Credit costs, liquidity controls seen hurting growth in profits

Credit costs, liquidity controls seen hurting growth in profits

Mumbai: Rising credit costs and tighter controls aimed at tightening liquidity in an economy trying to fight inflation will slow down corporate earnings growth in India, a leading economist in the region said, predicting a slowdown in earnings expansion to about 10% in the fourth quarter of fiscal 2008 down from the 15% to 17% rise in profits in earlier quarters this financial year.

The political risks in India—rising from the Congress-led Union government’s differences with its communist allies over a nuclear deal that New Delhi is pushing for with the US—could negatively impact the country’s equity markets and its currency, said Adrian Mowat, chief Asian & emerging markets strategist, JPMorgan Securities (Asia Pacific).
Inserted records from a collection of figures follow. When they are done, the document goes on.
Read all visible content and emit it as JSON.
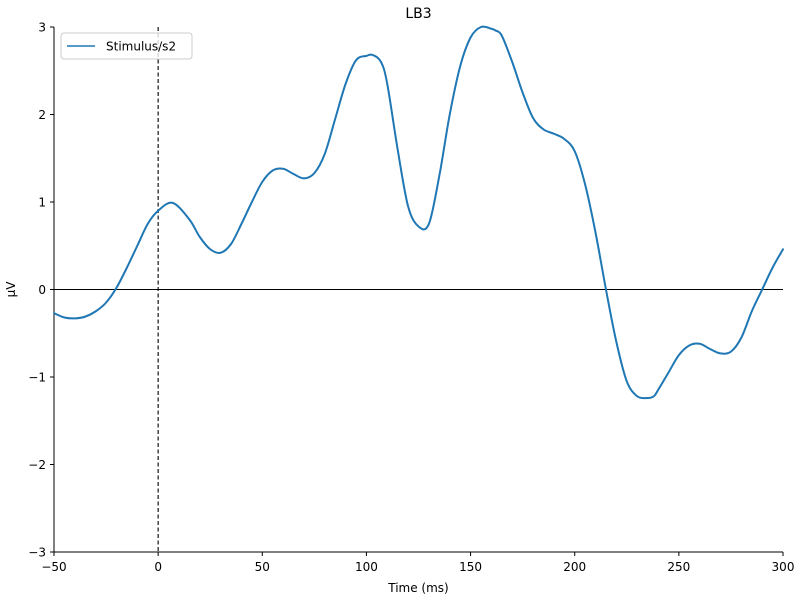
{
  "chart_data": {
    "type": "line",
    "title": "LB3",
    "xlabel": "Time (ms)",
    "ylabel": "µV",
    "xlim": [
      -50,
      300
    ],
    "ylim": [
      -3,
      3
    ],
    "x_ticks": [
      -50,
      0,
      50,
      100,
      150,
      200,
      250,
      300
    ],
    "y_ticks": [
      -3,
      -2,
      -1,
      0,
      1,
      2,
      3
    ],
    "x_tick_labels": [
      "−50",
      "0",
      "50",
      "100",
      "150",
      "200",
      "250",
      "300"
    ],
    "y_tick_labels": [
      "−3",
      "−2",
      "−1",
      "0",
      "1",
      "2",
      "3"
    ],
    "grid": false,
    "legend_position": "top-left",
    "zero_line": true,
    "stimulus_onset_line_x": 0,
    "series": [
      {
        "name": "Stimulus/s2",
        "color": "#1f77b4",
        "x": [
          -50,
          -45,
          -40,
          -35,
          -30,
          -25,
          -20,
          -15,
          -10,
          -5,
          0,
          7,
          15,
          20,
          25,
          30,
          35,
          40,
          45,
          50,
          55,
          60,
          65,
          70,
          75,
          80,
          85,
          90,
          95,
          100,
          103,
          107,
          110,
          115,
          120,
          125,
          130,
          135,
          140,
          145,
          150,
          155,
          160,
          162,
          165,
          170,
          175,
          180,
          185,
          190,
          195,
          200,
          205,
          210,
          215,
          220,
          225,
          230,
          235,
          238,
          240,
          245,
          250,
          255,
          260,
          265,
          270,
          275,
          280,
          285,
          290,
          295,
          300
        ],
        "y": [
          -0.27,
          -0.32,
          -0.33,
          -0.31,
          -0.25,
          -0.15,
          0.02,
          0.25,
          0.5,
          0.75,
          0.9,
          0.99,
          0.8,
          0.6,
          0.46,
          0.42,
          0.52,
          0.75,
          1.0,
          1.23,
          1.36,
          1.38,
          1.32,
          1.27,
          1.33,
          1.55,
          1.95,
          2.35,
          2.62,
          2.67,
          2.68,
          2.6,
          2.35,
          1.6,
          0.95,
          0.72,
          0.75,
          1.3,
          2.0,
          2.55,
          2.88,
          3.0,
          2.98,
          2.96,
          2.9,
          2.6,
          2.25,
          1.96,
          1.83,
          1.78,
          1.72,
          1.58,
          1.2,
          0.65,
          0.0,
          -0.6,
          -1.05,
          -1.22,
          -1.24,
          -1.22,
          -1.15,
          -0.95,
          -0.75,
          -0.64,
          -0.62,
          -0.68,
          -0.73,
          -0.71,
          -0.55,
          -0.25,
          0.0,
          0.25,
          0.46
        ]
      }
    ]
  }
}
The outlook was weakened with the risk of a recession in the US, the world’s largest economy. There is “a 30% chance of recession in the US economy," the JPMorgan strategist said. This could, in turn, drag down equity markets across the globe.

“I expect the S&P (a key global equity index) to be trading much lower in the next few months." The Standard & Poor’s 500-stock index was trading at 1,471, up 0.4%, in early trades on Wednesday.

If the US market contracts, it is bound to have a ripple effect on other equity markets.

JPMorgan has revised down its US gross domestic product (GDP) growth estimate in the last quarter of calendar year 2007 from 2.5% to 2% while that of the first quarter of 2008, has been slashed from 3.5% to 2.5%.

Mowat identifies four major signs of stress—falling mortgage purchase applications, job contraction, softening house prices and easing consumer confidence—as an indication of a potential slowdown in the US.

The financial markets have fully priced in a 0.25% cut in interest rate by the Federal Reserve later this month and a 0.5% cut by the end of this year. This has downside risk if the Fed does not cut rates or issues a hawkish statement, Mowat said..

Still, Mowat noted, Asia’s direct economic exposure to the US has decreased over the past five years and Chinese stocks are predominantly domestic demand oriented.

“There will be a spillover effect from Chinese equity markets to other key markets in Asia," he said. But, “if confidence in global markets weaken, it will affect the Indian rupee and could lead to a sharp correction in its value."

“The IT (information technology) sector in India, which derives most of its revenue from US companies could be affected by this potential slowdown in the US economy. US companies will take a wait and watch mode before spending on IT, to study the situation deeper," Mowat said.

Investment bank Morgan Stanley’s benchmark MSCI—short for Morgan Stanley Composite Index—for India has underperformed key emerging markets and global market indices in the past one month, the head of JPMorgan’s head of equity research Bharat Iyer wrote in a report on 7 September.